Она расплакалась, и капитан Кулик, исполнявший в колонии обязанности замполита, стал успокаивать ее.

— Брось ты, Клава! Ну, такая сильная девка была… Брось! — говорил он, похлопывая ее, как приятеля, по плечу. — А я ведь принимаю этапы, но сроду бы не узнал твоего чада… Честное слово.

— Так когда вы жили-то в Вагае! — отозвалась Клава. — Тогда он клоп был… Вот горе-то мне, дуре!

— Успокойся. Через неделю я тебе дам настоящее свидание с ним. Часа на три, — пообещал Кулик. — Да и вообще присмотрю за ним, работенку ему подыщу…

— Я не останусь в долгу…

— Ну, земляки же! — откинул голову Кулик и прогнулся, как талина под ветром. — Какие могут быть долги!.. Сегодня же ознакомлюсь с его делом, а там посмотрим. И — телефон мой запиши.

Она должна была позвонить ему дня через три-четыре.
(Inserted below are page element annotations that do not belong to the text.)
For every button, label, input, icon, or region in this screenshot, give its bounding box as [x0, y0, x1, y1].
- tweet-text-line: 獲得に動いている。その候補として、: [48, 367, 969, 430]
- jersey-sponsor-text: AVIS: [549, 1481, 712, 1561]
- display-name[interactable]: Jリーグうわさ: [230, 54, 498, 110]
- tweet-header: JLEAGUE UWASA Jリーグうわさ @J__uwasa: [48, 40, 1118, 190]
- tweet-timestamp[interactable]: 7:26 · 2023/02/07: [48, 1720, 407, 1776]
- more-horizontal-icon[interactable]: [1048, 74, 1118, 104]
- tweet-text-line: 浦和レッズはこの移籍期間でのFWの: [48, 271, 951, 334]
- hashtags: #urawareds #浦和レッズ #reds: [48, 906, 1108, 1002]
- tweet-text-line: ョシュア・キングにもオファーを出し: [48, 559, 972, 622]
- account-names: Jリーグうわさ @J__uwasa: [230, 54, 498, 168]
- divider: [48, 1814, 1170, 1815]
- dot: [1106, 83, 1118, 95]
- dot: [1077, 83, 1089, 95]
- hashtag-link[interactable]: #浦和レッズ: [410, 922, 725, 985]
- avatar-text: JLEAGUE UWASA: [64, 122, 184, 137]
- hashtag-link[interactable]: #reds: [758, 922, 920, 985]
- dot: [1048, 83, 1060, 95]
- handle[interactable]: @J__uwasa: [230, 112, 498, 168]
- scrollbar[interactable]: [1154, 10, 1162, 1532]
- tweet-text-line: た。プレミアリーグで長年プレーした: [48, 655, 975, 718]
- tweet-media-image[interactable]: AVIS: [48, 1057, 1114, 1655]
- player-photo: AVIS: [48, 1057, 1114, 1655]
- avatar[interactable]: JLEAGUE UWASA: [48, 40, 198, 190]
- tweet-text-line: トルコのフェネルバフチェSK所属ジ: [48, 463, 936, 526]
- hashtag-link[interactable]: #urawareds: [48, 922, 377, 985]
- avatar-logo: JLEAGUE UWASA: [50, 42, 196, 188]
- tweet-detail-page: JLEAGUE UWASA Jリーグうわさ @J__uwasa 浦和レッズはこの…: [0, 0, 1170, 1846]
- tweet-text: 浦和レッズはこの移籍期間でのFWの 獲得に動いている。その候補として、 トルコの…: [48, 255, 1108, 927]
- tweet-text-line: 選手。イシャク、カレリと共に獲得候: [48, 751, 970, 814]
Этот человек когда-то работал в вагайской газетке и даже писал о ней, молодой портнихе, какую-то заметку. И вот — через столько лет! — они вдруг встретились на Панином бугре и, немного поговорив, распрощались.

Клава бежала, не чуя под собой земли…

У дочери ее поджидали старики. Они сидели за столом и пили чай. От порога Клава слышала, как частил отчим.

— Мне, мне только забелить… Я не люблю крепкой, — говорил он. — А кофя, на то пошло, я могу цельный ковш выдуть… Но зачем зря переводить-то!.. Вот, подбели молочком… В крайнем случае, так…

— Ну, пей ты, — проворчала матушка. — Кофя, чай ли — главно, чтоб горяченько… Не хлопочи, внуча! Ему ведь не угодить…

Клава прошла к ним.

Мать совсем высохла… Маленькая, она пережила то время, когда людей в колхозах сушили, как воблу. Вены на ее руках прорезались, как жгуты, головка поседела… Но и на восьмом десятке старуха была бодра и подвижна.

Отчим вообще держался молодцом: строгая осанка, широкая грудь, лицо без морщин, аккуратненькое пузцо… Такого хоть на службу забирай, и не смотри, что ему шестьдесят лет!

Они привстали, поздоровались с Клавой.

— Целуйтесь! — хохотнула хозяйка. — Не чужие ведь!..

Старики смутились, покраснели, точно испытывали какую-то вину перед дочерью. Слегка обнялись и не расцеловались — обнюхали друг друга, как староверы.

— А мы тебе домишко присмотрели, — проговорила старуха, поправляя изуродованной рукой платок. Она никогда его не снимала с головы, за чаем, правда, откидывала на плечи. — За Пятницким мостом. Для себя хотели, а тут квартирешка подвернулась. Но хозяин-то все интересуется: возьмем ли? Теперь возьмем, — решила она. — Пару венцов сменим, фундамент подведем — и живи себе в радость!